How will we know these essential life skills if we’re never allowed to “squiggle” or wiggle as we grow up?
Also, if this pandemic has taught us anything, it’s that we as a society need to actually redefine “success” and “failure.” A Washington Post article highlights a shift that’s occurred over the past couple generations with regards to the definition of success.
“We went from defining success as ‘a chicken in every pot’ to a heavy, guilt-inducing load of expectations: exclusive breast-feeding, infant flashcards, tutors starting as young as age 4, a full slate of AP classes, more SAT tutors, Ivy League school, prestigious professional six-figure career, and a McMansion with two living rooms,” the article explains.
And this is problematic and detrimental to our kids’ mental health and wellbeing because when we see our kids deviate off this path—a path that’s unachievable for many and also undesirable for many—we think they are “failing.” And then they think they are “failing.” When that’s far from the truth.
This year, more than ever, we have to rewrite the definition of success. As kids all over the world switched abruptly from in-person instruction to online school, as kindergarteners to college kids suddenly began receiving their education via a screen—some for a few weeks, some for months, some for the entire last year—we learned that there is no straight line anymore. There is no one way to succeed. And maybe that’s been the truth all along, but we’re just seeing it for the first time.
And lots of kids of all ages had to redefine their measures of success throughout this tumultuous experience.

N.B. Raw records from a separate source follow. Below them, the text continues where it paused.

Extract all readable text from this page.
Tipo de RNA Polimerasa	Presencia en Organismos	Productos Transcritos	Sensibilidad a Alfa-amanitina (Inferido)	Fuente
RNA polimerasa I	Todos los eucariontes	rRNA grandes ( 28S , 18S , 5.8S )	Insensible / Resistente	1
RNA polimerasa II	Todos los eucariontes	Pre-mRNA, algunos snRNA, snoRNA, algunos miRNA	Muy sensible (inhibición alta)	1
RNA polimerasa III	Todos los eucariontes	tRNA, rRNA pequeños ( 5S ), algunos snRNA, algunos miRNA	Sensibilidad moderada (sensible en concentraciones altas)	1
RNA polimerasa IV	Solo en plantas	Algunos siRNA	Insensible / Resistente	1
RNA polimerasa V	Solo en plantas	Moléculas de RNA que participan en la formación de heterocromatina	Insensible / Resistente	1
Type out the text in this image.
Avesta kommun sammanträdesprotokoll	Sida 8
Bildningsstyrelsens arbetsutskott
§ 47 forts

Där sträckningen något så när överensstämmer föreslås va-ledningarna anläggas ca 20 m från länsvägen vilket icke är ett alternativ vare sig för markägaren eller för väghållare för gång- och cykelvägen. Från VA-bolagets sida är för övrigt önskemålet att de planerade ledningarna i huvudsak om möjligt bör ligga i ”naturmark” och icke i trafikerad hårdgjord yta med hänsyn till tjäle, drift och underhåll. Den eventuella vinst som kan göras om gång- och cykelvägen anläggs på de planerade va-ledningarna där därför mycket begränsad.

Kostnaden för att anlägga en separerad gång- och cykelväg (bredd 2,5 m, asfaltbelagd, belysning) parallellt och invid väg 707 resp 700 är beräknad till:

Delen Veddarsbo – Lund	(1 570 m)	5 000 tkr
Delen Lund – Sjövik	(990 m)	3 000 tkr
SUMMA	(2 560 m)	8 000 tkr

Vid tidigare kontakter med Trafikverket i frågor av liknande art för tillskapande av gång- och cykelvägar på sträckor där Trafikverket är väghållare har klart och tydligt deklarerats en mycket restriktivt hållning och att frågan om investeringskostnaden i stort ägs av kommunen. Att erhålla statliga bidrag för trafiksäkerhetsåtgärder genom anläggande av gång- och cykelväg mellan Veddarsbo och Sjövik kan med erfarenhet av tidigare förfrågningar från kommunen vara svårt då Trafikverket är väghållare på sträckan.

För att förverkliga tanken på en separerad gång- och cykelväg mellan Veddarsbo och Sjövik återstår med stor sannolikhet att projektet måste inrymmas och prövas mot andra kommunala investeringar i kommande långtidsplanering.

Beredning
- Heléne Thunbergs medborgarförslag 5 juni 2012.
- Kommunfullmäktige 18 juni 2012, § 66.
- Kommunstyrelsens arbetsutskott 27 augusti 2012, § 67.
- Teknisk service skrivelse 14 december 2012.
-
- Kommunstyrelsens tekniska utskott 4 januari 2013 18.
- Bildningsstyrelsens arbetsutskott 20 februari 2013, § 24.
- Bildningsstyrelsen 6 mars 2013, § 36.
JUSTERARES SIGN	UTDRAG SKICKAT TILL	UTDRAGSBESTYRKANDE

For example, my 12-year-old, a normally straight-A student, saw a few of his grades plummet. We don’t really know why, but we do know that it’s hard for most kids to stare at a screen for eight hours and learn the ins and outs of middle school for the first time via Google classroom and not a traditional classroom. We also know that it’s hard for his teachers to assess his understanding when they aren’t in the classroom with him. They cannot see his body language. They cannot teach when the internet cuts out. And they’ve had to revamp their lesson plans and teaching strategies, putting more work on their end. And on ours.
Success, for him, has changed definition. He’s learned to adapt his study habits to “virtual learning” in ways he didn’t have to before. He’s honed his skills in communicating via email, rather than walking up to the teacher’s desk. And he’s realizing, albeit reluctantly, that the value is in what he is learning, not his grades.
And for my eight-year-old? If he writes a sentence or two and does his math equations, we call it good. He reads in some capacity every day. Is it always the traditional 20 minutes of reading and math “homework” his older siblings were doing in 2nd grade when the world looked different? No. He might read independently, with me, on Facetime with a grandparent, or in small increments throughout the school day instead.
The path is not a straight line for any of us this year, and it might not ever be again—which isn’t necessarily a bad thing. And what a valuable lesson for our kids to learn now, as their future paths could likely be just as jagged.
For now, my kids know that they can attend school in person, or via computer. They can do math facts on a worksheet, or via Seesaw. They can sit in a desk at school, wearing a mask, or they can sit at the kitchen table. And in all of these scenarios, they can be “successful.”